Montreal at that time was also home to the Interuniversity Group for Research in Medical Anthropology and Ethnopsychiatry (usually referred to by its French acronym, GIRAME), founded by Guy Dubreuil of the University of Montreal and H.B.M. Murphy of McGill. At a time when linguistic tensions in Montreal ran high, it was an inspiring example of integration, in which both English and French were used freely, as suited the comfort of the speaker. With Guy Dubreuil, I took on co-editorship of GIRAME’s bilingual journal, Culture/Santé/Health. My friendship with the anthropologists Gilles Bibeau (who was Chair of Anthropology at the University of Montreal) and Ellen Corin dates back to that time, and they have both been tremendously supportive, stimulating and challenging colleagues. In the late 1980s, GIRAME and its journal wound down as other forms of networking and collaboration took their place.

In the early 1980s, with the help of Margaret Lock, I undertook some brief fieldwork in Japan, but clinical and family responsibilities sidelined plans to continue. In 1989, I had the opportunity to do psychiatric consultations for the Inuit in the arctic region of Quebec and this began an ongoing involvement in Inuit mental health. Struck by the high suicide rate among young men, I began a series of epidemiological and ethnographic studies aimed at understanding the impact of internal colonialism and culture change on Inuit mental health. This led to a broader interest in and involvement with the mental health of indigenous peoples and, eventually, the founding of a National Network for Aboriginal Mental Health Research, which I co-direct with Dr. Gail Valaskakis, the Director of Research for the Aboriginal Health Foundation. Currently, I am leading a cross-national research program on resilience among Indigenous peoples, with colleagues from New Zealand.

In 1991, Raymond Prince retired and I took over the direction of the Division and editorship of the journal. Transcultural Psychiatric Research Review was the oldest journal in the field, but because it published mainly abstracts and reviews of other articles, did not have much visibility outside its circle of devoted readers. I was mandated to make over the journal as a peer-reviewed publication and arranged to move from in-house publication to an arrangement with Sage (UK), a leading publisher of social science and other journals. This arrangement has allowed the journal to grow and to become an arena for current research work in cultural psychiatry. We remain committed to maintaining its diversity both in terms of the geographic origins of contributors and the many disciplines represented. As an international journal that cuts across psychiatry, psychology, anthropology and other social sciences, Transcultural Psychiatry occupies a unique interdisciplinary niche.

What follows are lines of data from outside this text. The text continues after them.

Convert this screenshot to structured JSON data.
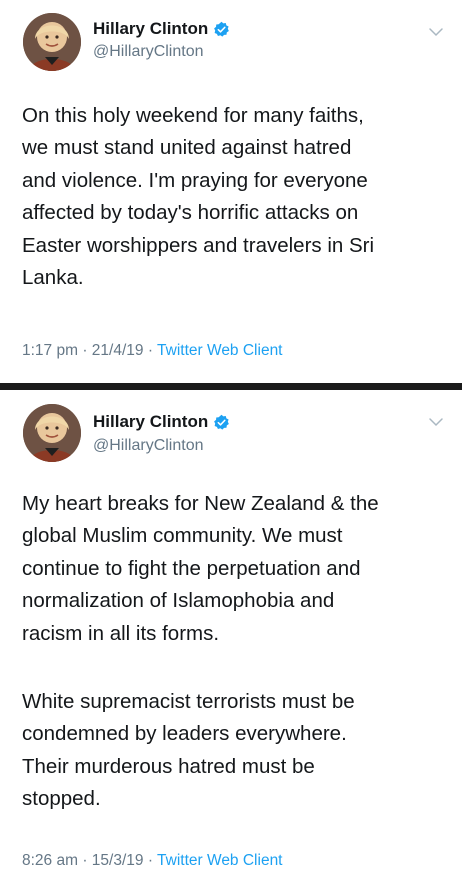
{
  "tweets": [
    {
      "display_name": "Hillary Clinton",
      "handle": "@HillaryClinton",
      "verified": true,
      "text_lines": [
        "On this holy weekend for many faiths,",
        "we must stand united against hatred",
        "and violence. I'm praying for everyone",
        "affected by today's horrific attacks on",
        "Easter worshippers and travelers in Sri",
        "Lanka."
      ],
      "time": "1:17 pm",
      "date": "21/4/19",
      "source": "Twitter Web Client"
    },
    {
      "display_name": "Hillary Clinton",
      "handle": "@HillaryClinton",
      "verified": true,
      "paragraph1_lines": [
        "My heart breaks for New Zealand & the",
        "global Muslim community. We must",
        "continue to fight the perpetuation and",
        "normalization of Islamophobia and",
        "racism in all its forms."
      ],
      "paragraph2_lines": [
        "White supremacist terrorists must be",
        "condemned by leaders everywhere.",
        "Their murderous hatred must be",
        "stopped."
      ],
      "time": "8:26 am",
      "date": "15/3/19",
      "source": "Twitter Web Client"
    }
  ],
  "separator": " · ",
  "colors": {
    "text": "#14171a",
    "secondary": "#657786",
    "link": "#1da1f2",
    "verified": "#1da1f2",
    "divider": "#1b1b1b"
  },
  "icons": {
    "verified": "verified-badge-icon",
    "menu": "chevron-down-icon"
  }
}
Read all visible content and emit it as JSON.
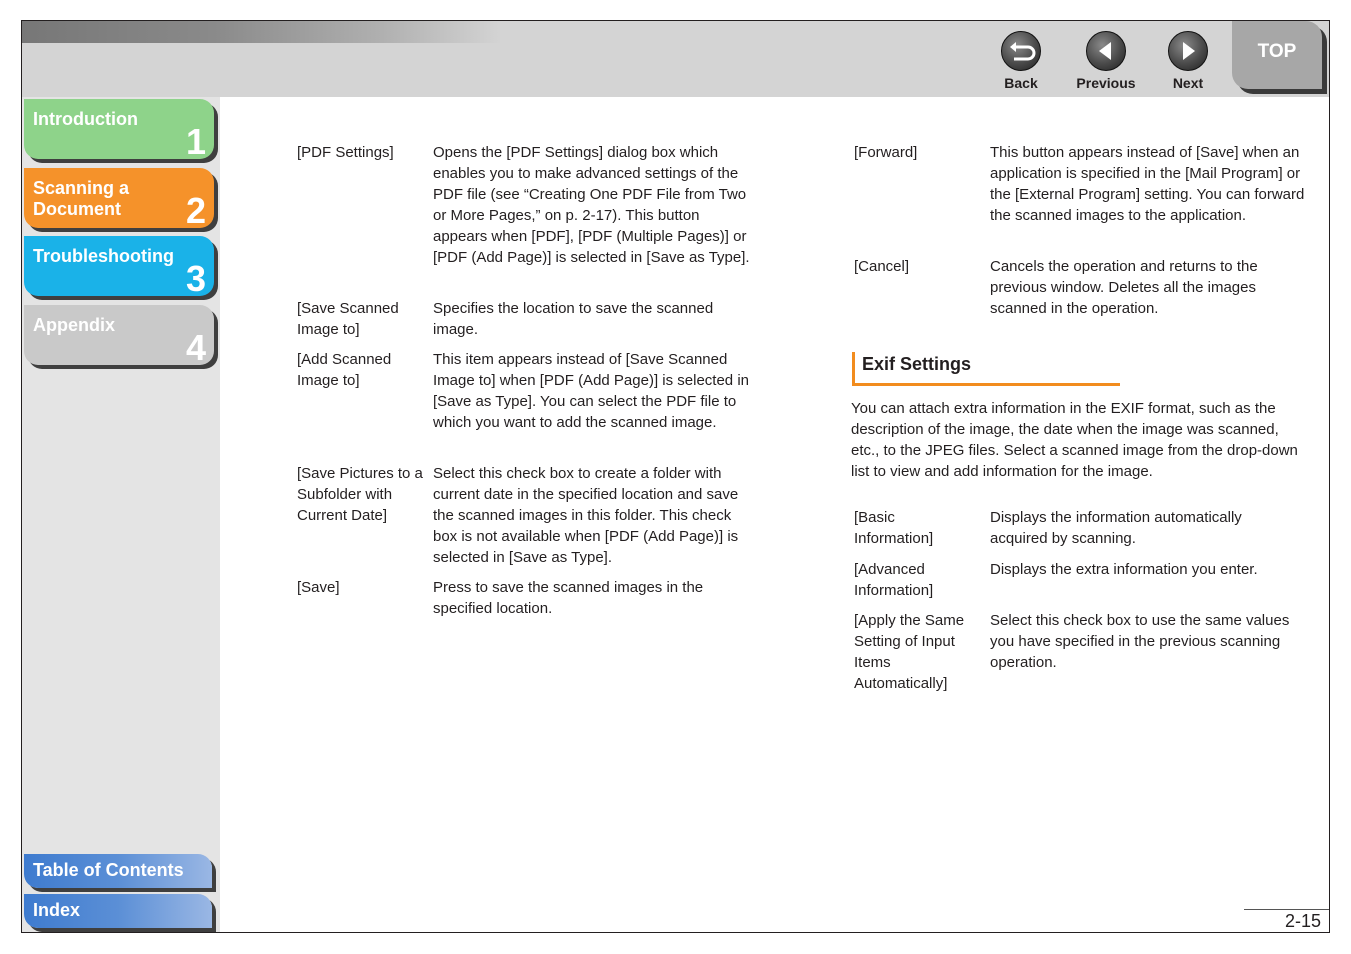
{
  "header": {
    "nav": [
      {
        "label": "Back",
        "icon": "back-arrow-icon"
      },
      {
        "label": "Previous",
        "icon": "triangle-left-icon"
      },
      {
        "label": "Next",
        "icon": "triangle-right-icon"
      }
    ],
    "top_label": "TOP"
  },
  "sidebar": {
    "chapters": [
      {
        "label": "Introduction",
        "number": "1",
        "color": "#8ed38a"
      },
      {
        "label": "Scanning a Document",
        "number": "2",
        "color": "#f5922a"
      },
      {
        "label": "Troubleshooting",
        "number": "3",
        "color": "#1ab2e8"
      },
      {
        "label": "Appendix",
        "number": "4",
        "color": "#c9c9c9"
      }
    ],
    "toc_label": "Table of Contents",
    "index_label": "Index"
  },
  "left_column": [
    {
      "term": "[PDF Settings]",
      "desc": "Opens the [PDF Settings] dialog box which enables you to make advanced settings of the PDF file (see “Creating One PDF File from Two or More Pages,” on p. 2-17). This button appears when [PDF], [PDF (Multiple Pages)] or [PDF (Add Page)] is selected in [Save as Type]."
    },
    {
      "term": "[Save Scanned Image to]",
      "desc": "Specifies the location to save the scanned image."
    },
    {
      "term": "[Add Scanned Image to]",
      "desc": "This item appears instead of [Save Scanned Image to] when [PDF (Add Page)] is selected in [Save as Type]. You can select the PDF file to which you want to add the scanned image."
    },
    {
      "term": "[Save Pictures to a Subfolder with Current Date]",
      "desc": "Select this check box to create a folder with current date in the specified location and save the scanned images in this folder. This check box is not available when [PDF (Add Page)] is selected in [Save as Type]."
    },
    {
      "term": "[Save]",
      "desc": "Press to save the scanned images in the specified location."
    }
  ],
  "right_column": [
    {
      "term": "[Forward]",
      "desc": "This button appears instead of [Save] when an application is specified in the [Mail Program] or the [External Program] setting. You can forward the scanned images to the application."
    },
    {
      "term": "[Cancel]",
      "desc": "Cancels the operation and returns to the previous window. Deletes all the images scanned in the operation."
    }
  ],
  "exif": {
    "heading": "Exif Settings",
    "intro": "You can attach extra information in the EXIF format, such as the description of the image, the date when the image was scanned, etc., to the JPEG files. Select a scanned image from the drop-down list to view and add information for the image.",
    "items": [
      {
        "term": "[Basic Information]",
        "desc": "Displays the information automatically acquired by scanning."
      },
      {
        "term": "[Advanced Information]",
        "desc": "Displays the extra information you enter."
      },
      {
        "term": "[Apply the Same Setting of Input Items Automatically]",
        "desc": "Select this check box to use the same values you have specified in the previous scanning operation."
      }
    ]
  },
  "page_number": "2-15"
}
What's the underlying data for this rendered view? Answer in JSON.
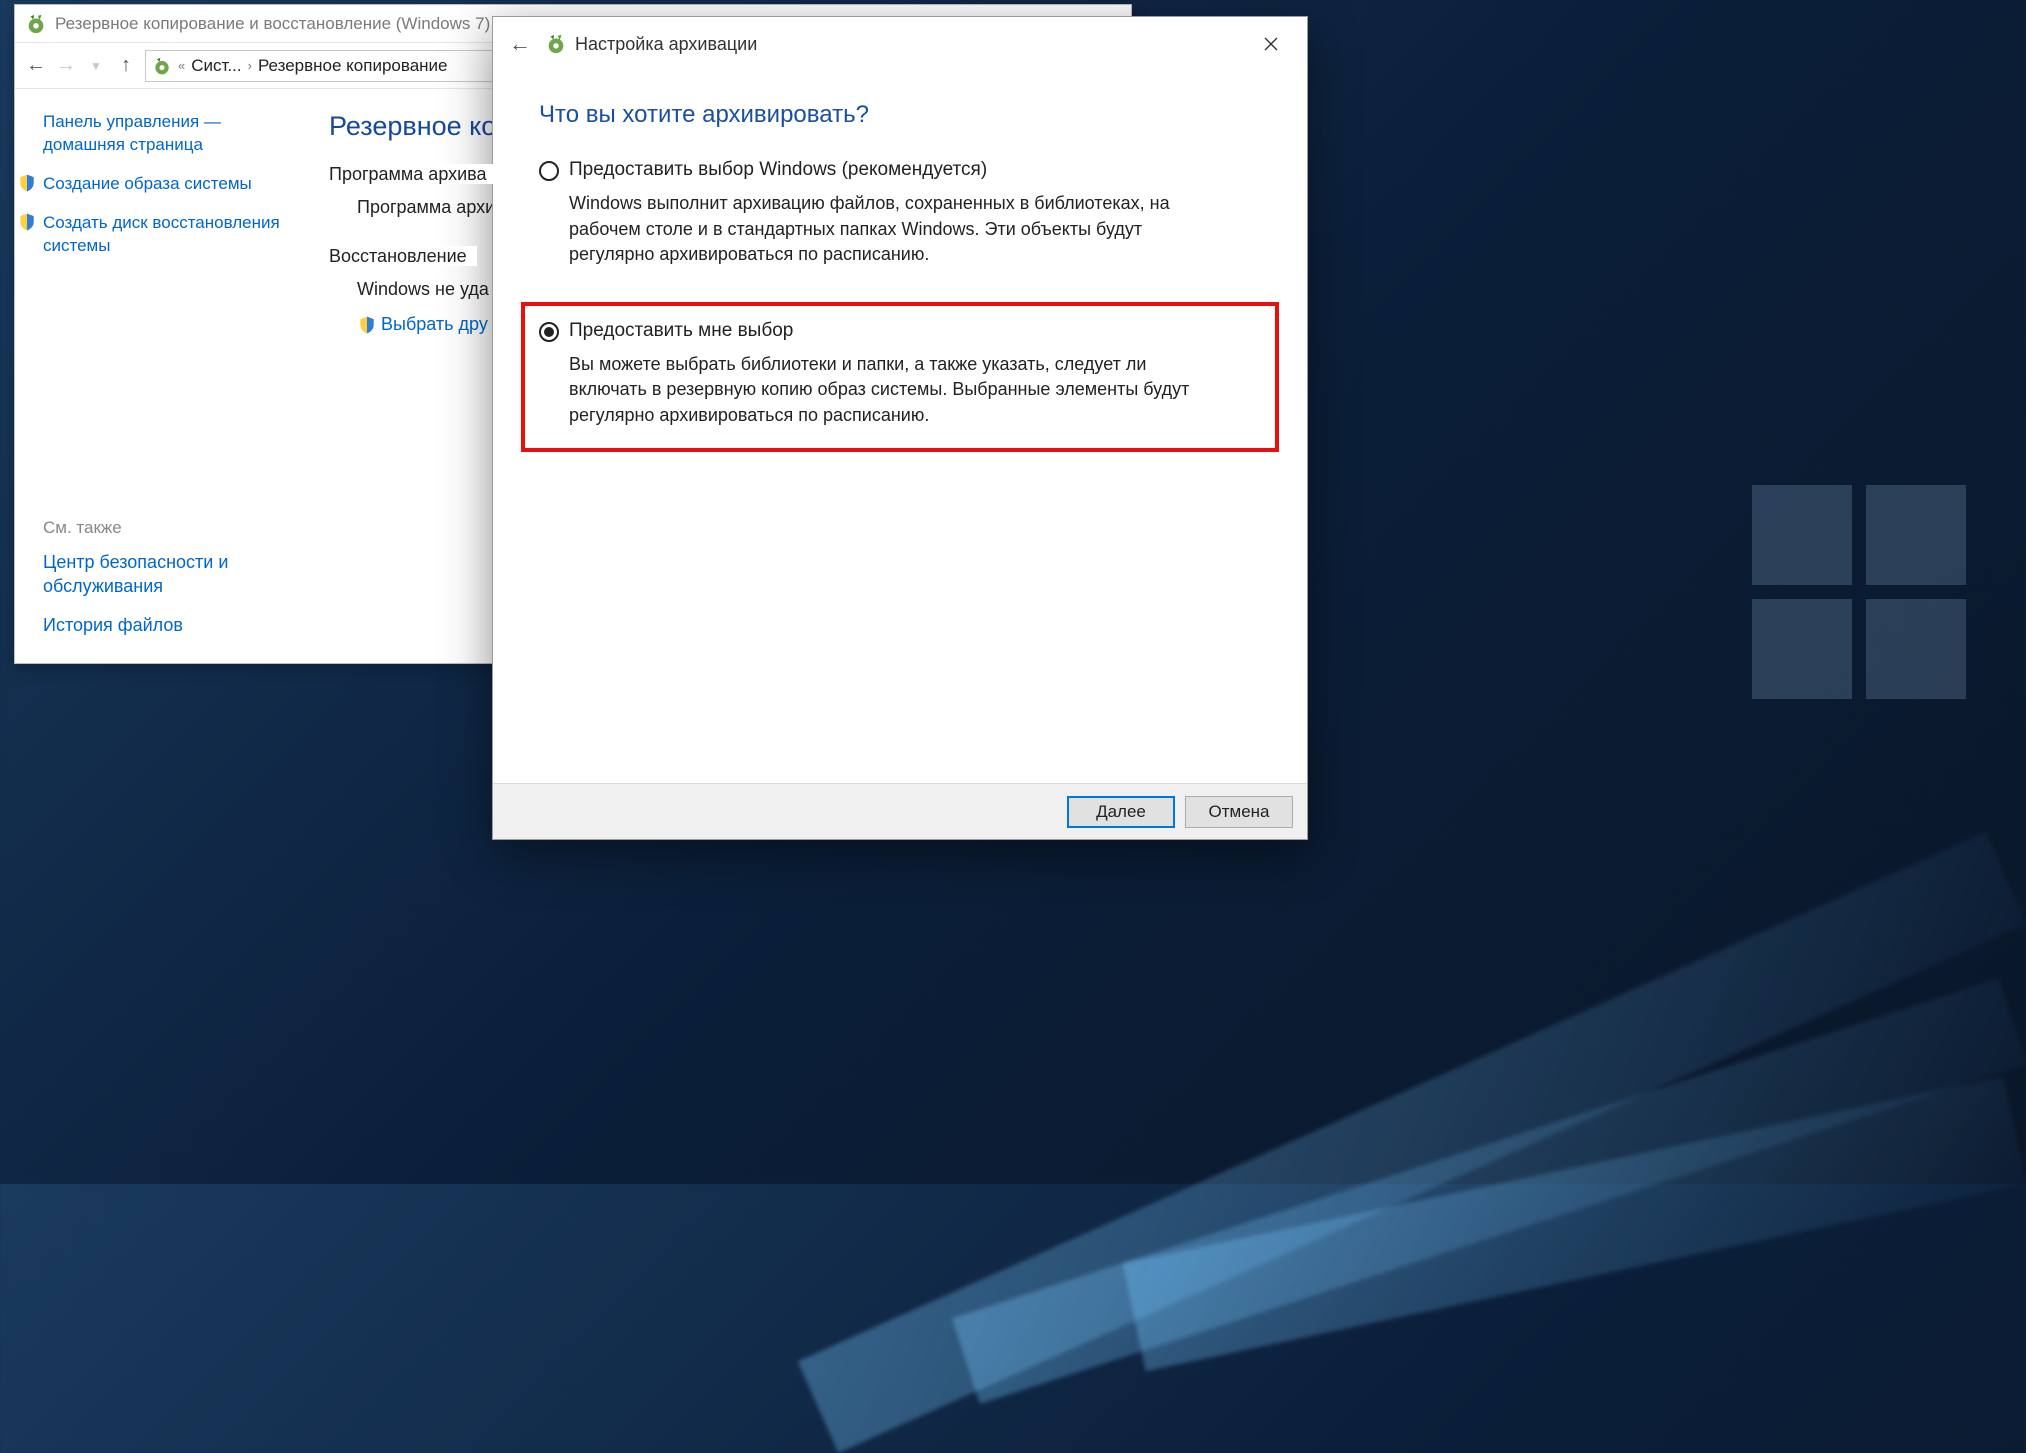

Since the early 1990s, my thinking about culture and psychiatry has been strongly influenced by ongoing conversations with the medical anthropologist Allan Young, whose critique of the cultural construction of PTSD has provided a model for the careful ethnographic, historical and philosophical analysis of psychiatric research and practice. My clinical perspective owes much to my colleagues Jaswant Guzder and Cécile Rousseau. I feel extremely fortunate to have such innovative and committed scholars and clinicians as friends and colleagues. In addition to continuing work on Aboriginal mental health, healing and resilience, I am engaged in a range of other projects on models of mental health services for multicultural societies, the use of the cultural formulation in cultural consultation, the conceptual integration of cultural and social neuroscience research, and the role of metaphor in illness and healing. At the center of my work in cultural psychiatry are two fundamental concerns: the power of poetic language to transform experience and the politics of empathy and alterity in clinical practice.